L’exchange n’a plus que quelques jours pour obtenir la licence MiCA, sous peine de devoir quitter l’Europe.

Binance veut rester dans l’UE, malgré l’échec grec

« Binance ne quitte pas l’Europe. » C’est par cette phrase que Gillian Lynch, responsable Europe et Royaume-Uni de la plateforme, a répondu à Reuters après le rejet attendu de sa demande d’agrément MiCA en Grèce. Le numéro un mondial des échanges crypto refuse ainsi de baisser les bras face à la nouvelle réglementation européenne sur les marchés de crypto-actifs (MiCA).

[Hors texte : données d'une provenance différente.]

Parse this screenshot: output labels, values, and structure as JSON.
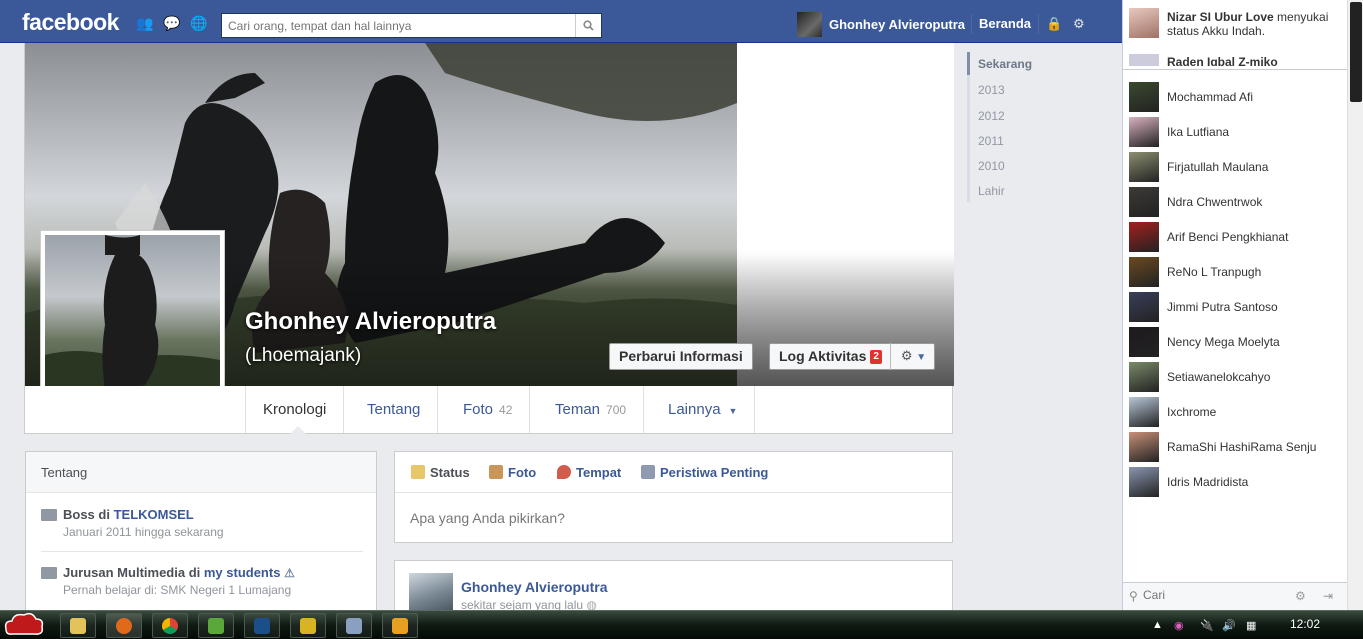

Nous aurons peut-être simplement une autre voie pour être autorisés. Si ce n’est pas la Grèce, j’examine d’autres alternatives

Le calendrier, lui, est implacable. Binance dispose d’environ une semaine pour décrocher une licence valide avant l’expiration de son autorisation transitoire d’opérer dans l’Union européenne. Sans agrément, la plateforme devra fortement réduire ses activités auprès des clients européens à partir du 1er juillet.

Plusieurs régulateurs sollicités, plusieurs refus

Selon deux sources citées par Reuters, Binance aurait engagé des discussions avec les régulateurs d’Irlande, de Lettonie et de Grèce, mais s’est heurté à des résistances dans chacun des trois pays. Officiellement, l’entreprise n’a déposé qu’un seul dossier complet, en Grèce, après avoir approché quatre à cinq autorités nationales.

Les motifs de blocage évoqués par les régulateurs sont récurrents. Il s’agit notamment des sanctions passées pour blanchiment d’argent aux États-Unis, d’une structure internationale jugée trop opaque et d’une culture de prise de risque considérée comme incompatible avec les exigences de gouvernance imposées par MiCA.

Selon plusieurs médias, la présidente de la Banque centrale européenne, Christine Lagarde, se serait personnellement opposée à la demande de Binance en Grèce. Une information que ni la BCE ni Athènes n’ont commentée publiquement.

Plusieurs sources indiquent que Binance envisagerait désormais de déposer une nouvelle demande d’agrément en France, sans confirmation officielle à ce stade ni du côté de la plateforme, ni du côté des autorités françaises.

MiCA, un grand tri pour le marché crypto européen

L’ensemble du secteur crypto se trouve actuellement à un moment charnière. À partir du 1er juillet, la période transitoire prévue par MiCA prendra définitivement fin. Les acteurs non agréés devront soit cesser de servir leurs clients européens, soit arrêter complètement leurs activités dans l’UE.

À ce jour, seules 265 entreprises sur 5000 régulées ont obtenu un agrément complet, dont une vingtaine en France. Un taux très faible, qui a fait dire au dirigeant de la plateforme OKX que 80% des échanges présents en Europe ne survivront pas à MiCA.

Plusieurs concurrents de Binance ont déjà sécurisé leur position. Coinbase a obtenu son agrément en Irlande, Kraken en Irlande et au Luxembourg, tandis que Revolut a décroché le sien auprès du régulateur chypriote dès fin 2023. En France, Meria, la société fondée en 2017 par Owen Simonin (Hasheur), a annoncé mardi son entrée dans ce club VIP.

Gillian Lynch affirme de son côté que Binance a investi massivement dans la conformité, avec environ 1 500 salariés dédiés, et qu’aucun sujet en suspens ne justifierait selon elle le rejet de son dossier. Reste à savoir si un autre régulateur national acceptera d’ouvrir la porte avant la date butoir.